WASHINGTON – Today, Education and the Workforce Committee Chairwoman Virginia Foxx (R-NC) sent a letter to Department of Labor (DOL) Acting Secretary Julie Su expressing concerns with the Mine Safety and Health Administration’s (MSHA) proposed silica rule. While Chairwoman Foxx supports reducing miners’ exposure to silica, she warns that the regulation’s compliance challenges, unrealistic implementation timeline, and significant cost are unworkable. 

In the letter, Foxx writes: “Prior to finalizing the proposed rule, it is critical that the Department adopt feedback from stakeholders, better align MSHA’s standards with what is required by the Occupational Safety and Health Administration (OSHA), allow mine operators more time to comply with the significant changes, and update the proposed rule’s economic impact analysis in order to ensure the rule is both effective at keeping miners safe and workable in the industry.” 

The letter continues: “[M]SHA must better align its silica standard with OSHA’s 2016 silica standard to reduce compliance burdens on mine operators while adequately protecting miners. There is an inherent inconsistency in this new proposed rule: it claims to be based on ensuring that miners have the same protection as other workers and relies heavily on risk models that OSHA used in support of its 2016 silica rule, yet it does not allow for the same compliance measures. … MSHA must also extend the proposed implementation timeline beyond 120 days in order to give the mining community adequate time to implement the rule’s requirements fully.”

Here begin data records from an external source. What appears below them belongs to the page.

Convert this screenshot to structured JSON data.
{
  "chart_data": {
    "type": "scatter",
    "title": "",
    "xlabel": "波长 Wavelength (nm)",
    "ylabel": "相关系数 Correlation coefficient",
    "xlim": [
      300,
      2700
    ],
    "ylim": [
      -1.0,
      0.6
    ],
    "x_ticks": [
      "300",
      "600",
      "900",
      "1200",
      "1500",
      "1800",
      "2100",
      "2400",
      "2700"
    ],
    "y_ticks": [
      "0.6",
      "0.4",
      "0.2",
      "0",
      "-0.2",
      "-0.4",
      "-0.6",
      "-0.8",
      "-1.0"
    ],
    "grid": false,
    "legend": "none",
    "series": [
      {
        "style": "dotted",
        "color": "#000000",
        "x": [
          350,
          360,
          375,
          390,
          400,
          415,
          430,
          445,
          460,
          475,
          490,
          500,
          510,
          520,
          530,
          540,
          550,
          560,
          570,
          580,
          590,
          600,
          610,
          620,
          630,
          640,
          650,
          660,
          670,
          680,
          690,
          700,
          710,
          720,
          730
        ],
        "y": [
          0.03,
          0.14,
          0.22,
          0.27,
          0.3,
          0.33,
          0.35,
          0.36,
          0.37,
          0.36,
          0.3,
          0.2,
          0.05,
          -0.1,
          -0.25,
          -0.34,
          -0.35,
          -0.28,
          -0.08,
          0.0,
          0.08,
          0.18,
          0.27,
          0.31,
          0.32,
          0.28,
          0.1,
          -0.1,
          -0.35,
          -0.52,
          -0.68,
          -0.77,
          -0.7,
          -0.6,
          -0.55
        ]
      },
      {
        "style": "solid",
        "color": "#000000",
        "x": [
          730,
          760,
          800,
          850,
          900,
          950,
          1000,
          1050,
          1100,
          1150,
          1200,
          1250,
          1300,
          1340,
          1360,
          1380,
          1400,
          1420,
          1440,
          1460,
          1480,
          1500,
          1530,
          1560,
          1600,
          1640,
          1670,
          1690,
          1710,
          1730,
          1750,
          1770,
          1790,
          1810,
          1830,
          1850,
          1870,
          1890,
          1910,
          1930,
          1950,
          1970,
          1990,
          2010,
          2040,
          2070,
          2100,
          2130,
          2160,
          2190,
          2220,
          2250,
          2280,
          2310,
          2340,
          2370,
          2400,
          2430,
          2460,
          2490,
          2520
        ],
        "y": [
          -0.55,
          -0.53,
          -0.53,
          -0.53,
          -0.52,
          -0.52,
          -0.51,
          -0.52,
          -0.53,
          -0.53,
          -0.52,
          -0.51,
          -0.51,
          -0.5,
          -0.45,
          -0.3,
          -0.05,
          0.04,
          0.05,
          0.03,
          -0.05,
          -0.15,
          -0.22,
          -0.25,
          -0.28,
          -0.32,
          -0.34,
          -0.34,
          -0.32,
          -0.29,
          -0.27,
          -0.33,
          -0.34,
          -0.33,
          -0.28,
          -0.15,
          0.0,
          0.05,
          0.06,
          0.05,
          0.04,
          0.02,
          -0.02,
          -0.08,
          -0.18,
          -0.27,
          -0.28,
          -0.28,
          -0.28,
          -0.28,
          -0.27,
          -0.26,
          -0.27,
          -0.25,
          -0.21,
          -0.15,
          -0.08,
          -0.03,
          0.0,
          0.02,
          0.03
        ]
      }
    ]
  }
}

The letter goes on: “Incredibly, the proposed rule claims that it will not impose a significant economic impact on the mining industry… [h]owever, the National Stone, Sand, and Gravel Association estimates the costs for sampling alone in the metal/nonmetal sector to be over $162 million. Time and time again, the Department has failed to take into account the real economic impact of its regulations, and this proposed rule is just the latest example of DOL’s economic illiteracy.”